Waldo Tunnel is the unofficial name of a tunnel on U.S. Route 101 between the Golden Gate Bridge and Sausalito. It is named after Waldo Point along Richardson Bay between Sausalito and Mill Valley. Waldo Point is named after William Waldo, who ran unsuccessfully as a Whig candidate for governor of California in 1853.
The first bore of the tunnel was completed in 1937 and the second in 1954. The archways at the ends of the bores were painted in rainbows by a Caltrans employee, Robert Halligan, and for this reason the tunnel is occasionally referred to as the "Rainbow Tunnel".
As San Francisco and the Golden Gate Bridge are hidden from the northern approach of Route 101 by hills, it is likely that some portion of visitors receive their first view of the city and the bridge upon exiting the tunnel's southbound bore.
On January 4–5, 1982, U.S. Highway 101 was completely closed for 24 hours as a result of two landslides on the Waldo Grade caused by a severe storm in the San Francisco Bay area, and partially closed for nearly two weeks.
The first landslide was on January 4, with rock, mud and trees falling onto the highway blocking the southbound lanes and two of the northbound lanes.
A second debris avalanche began about 50 feet (15 m) below Highway 101 at about 9:35pm on January 5, in fill material that had been stable since highway construction in 1953. The slide first carried away a house on Sausalito Boulevard, and then destroyed a house below it at 85 Crescent Avenue, killing resident Sally Baum. 300 residents were evacuated to a Red Cross shelter.
A crack developed in the roadway and, concerned that the highway might fail, CalTrans engineers closed all northbound lanes for twelve days while the road was reinforced with vertical pilings.

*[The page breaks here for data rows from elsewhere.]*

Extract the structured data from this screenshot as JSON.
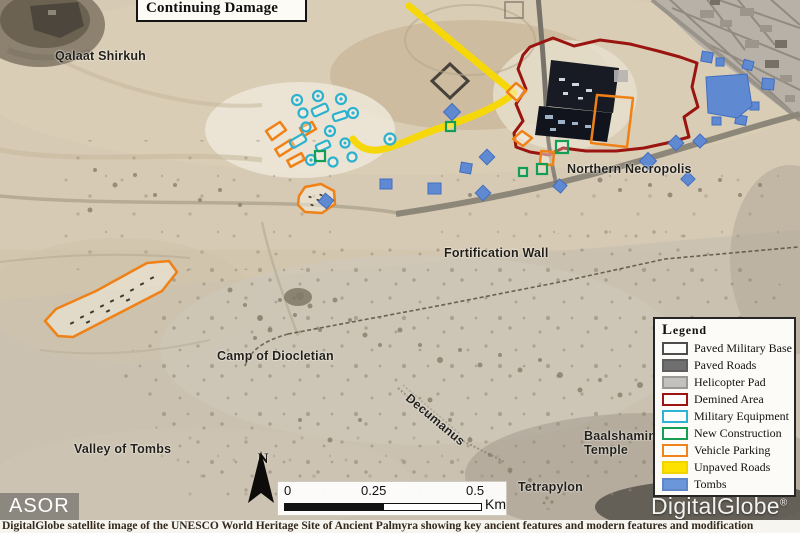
{
  "figure": {
    "title": "Continuing Damage",
    "caption": "DigitalGlobe satellite image of the UNESCO World Heritage Site of Ancient Palmyra showing key ancient features and modern features and modification",
    "credit_left": "ASOR",
    "credit_right": "DigitalGlobe",
    "credit_right_mark": "®"
  },
  "map_labels": [
    {
      "id": "qalaat-shirkuh",
      "text": "Qalaat Shirkuh"
    },
    {
      "id": "northern-necropolis",
      "text": "Northern Necropolis"
    },
    {
      "id": "fortification-wall",
      "text": "Fortification Wall"
    },
    {
      "id": "camp-of-diocletian",
      "text": "Camp of Diocletian"
    },
    {
      "id": "decumanus",
      "text": "Decumanus"
    },
    {
      "id": "baalshamin-temple",
      "text": "Baalshamin\nTemple"
    },
    {
      "id": "valley-of-tombs",
      "text": "Valley of Tombs"
    },
    {
      "id": "tetrapylon",
      "text": "Tetrapylon"
    }
  ],
  "legend": {
    "title": "Legend",
    "items": [
      {
        "label": "Paved Military Base",
        "swatch_style": "background:#fdfdfb;border-color:#4d4d4d"
      },
      {
        "label": "Paved Roads",
        "swatch_style": "background:#6f6f6f;border-color:#5e5e5e"
      },
      {
        "label": "Helicopter Pad",
        "swatch_style": "background:#c2c1bf;border-color:#999894"
      },
      {
        "label": "Demined Area",
        "swatch_style": "background:#fdfdfb;border-color:#9c1512"
      },
      {
        "label": "Military Equipment",
        "swatch_style": "background:#fdfdfb;border-color:#2db4d3"
      },
      {
        "label": "New Construction",
        "swatch_style": "background:#fdfdfb;border-color:#169e55"
      },
      {
        "label": "Vehicle Parking",
        "swatch_style": "background:#fdfdfb;border-color:#f0831a"
      },
      {
        "label": "Unpaved Roads",
        "swatch_style": "background:#ffe100;border-color:#f0d400"
      },
      {
        "label": "Tombs",
        "swatch_style": "background:#6b96d9;border-color:#5e86c8"
      }
    ]
  },
  "scale_bar": {
    "ticks": [
      "0",
      "0.25",
      "0.5"
    ],
    "unit": "Km"
  },
  "north_arrow": {
    "label": "N"
  },
  "colors": {
    "demined_area": "#9a1410",
    "vehicle_parking": "#ef8116",
    "military_equipment": "#2cb2cf",
    "new_construction": "#129e54",
    "unpaved_roads": "#f6d80a",
    "tombs": "#5f8ad2",
    "paved_road": "#8d8779",
    "military_base": "#181b24"
  }
}
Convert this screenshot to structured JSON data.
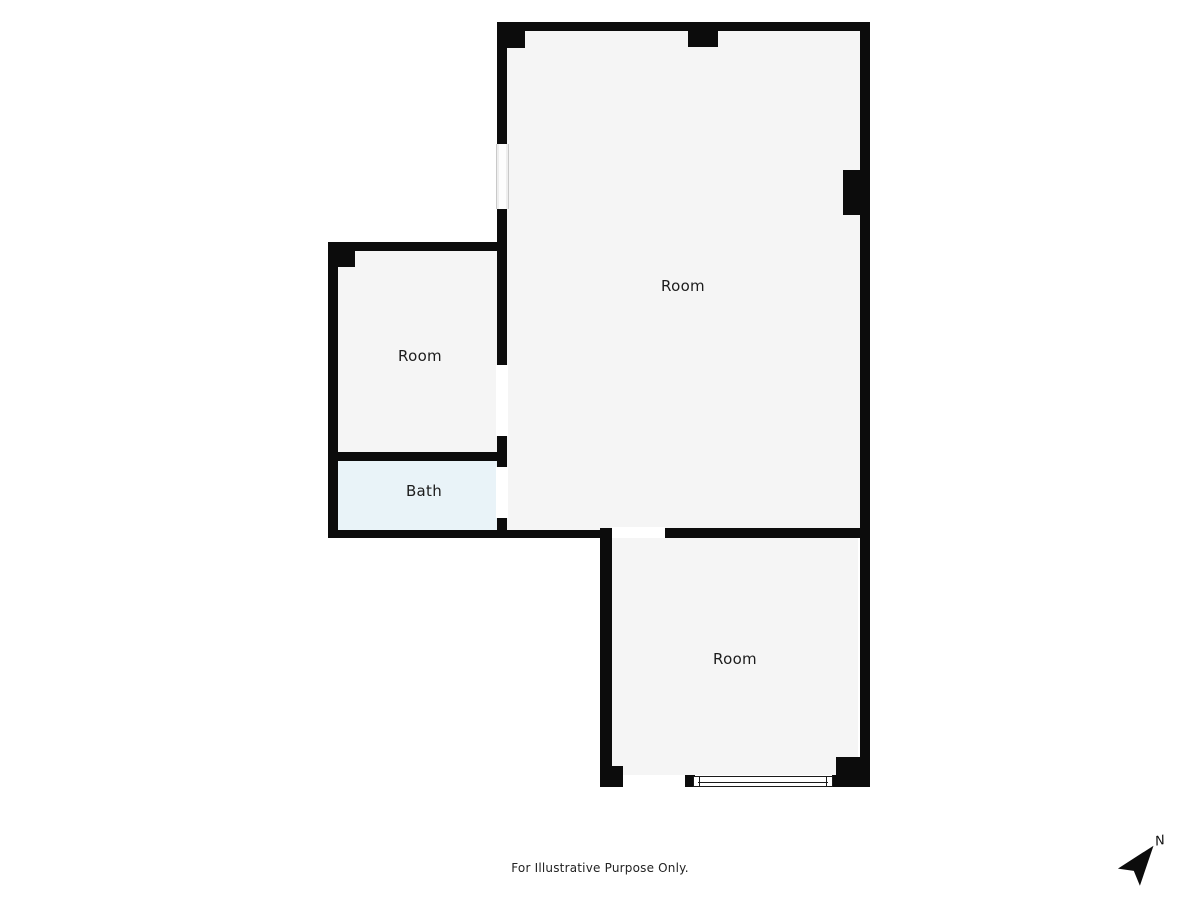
{
  "plan": {
    "title": "Floor plan",
    "rooms": [
      {
        "id": "room-top-right",
        "label": "Room"
      },
      {
        "id": "room-left",
        "label": "Room"
      },
      {
        "id": "bath",
        "label": "Bath"
      },
      {
        "id": "room-bottom",
        "label": "Room"
      }
    ]
  },
  "footer": {
    "disclaimer": "For Illustrative Purpose Only."
  },
  "compass": {
    "label": "N",
    "direction": "north-east"
  },
  "colors": {
    "wall": "#0c0c0c",
    "floor": "#f5f5f5",
    "bath_floor": "#e9f3f8",
    "background": "#ffffff",
    "label_text": "#1c1c1c"
  }
}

The closure cut off Marin County from the San Francisco Peninsula. Thousands of Marin County residents were stranded in San Francisco. Some of the earth from the landslide was later transported to Mill Valley to create a building pad for the Shelter Point office complex.
The tunnel is featured in the Clint Eastwood film Dirty Harry and the Humphrey Bogart film Dark Passage. The honking of horns in the tunnel, often done deliberately for the sake of hearing the echoes, was the inspiration for harmonicist Bruce "Creeper" Kurnow's composition Honk If You Love Harmonica.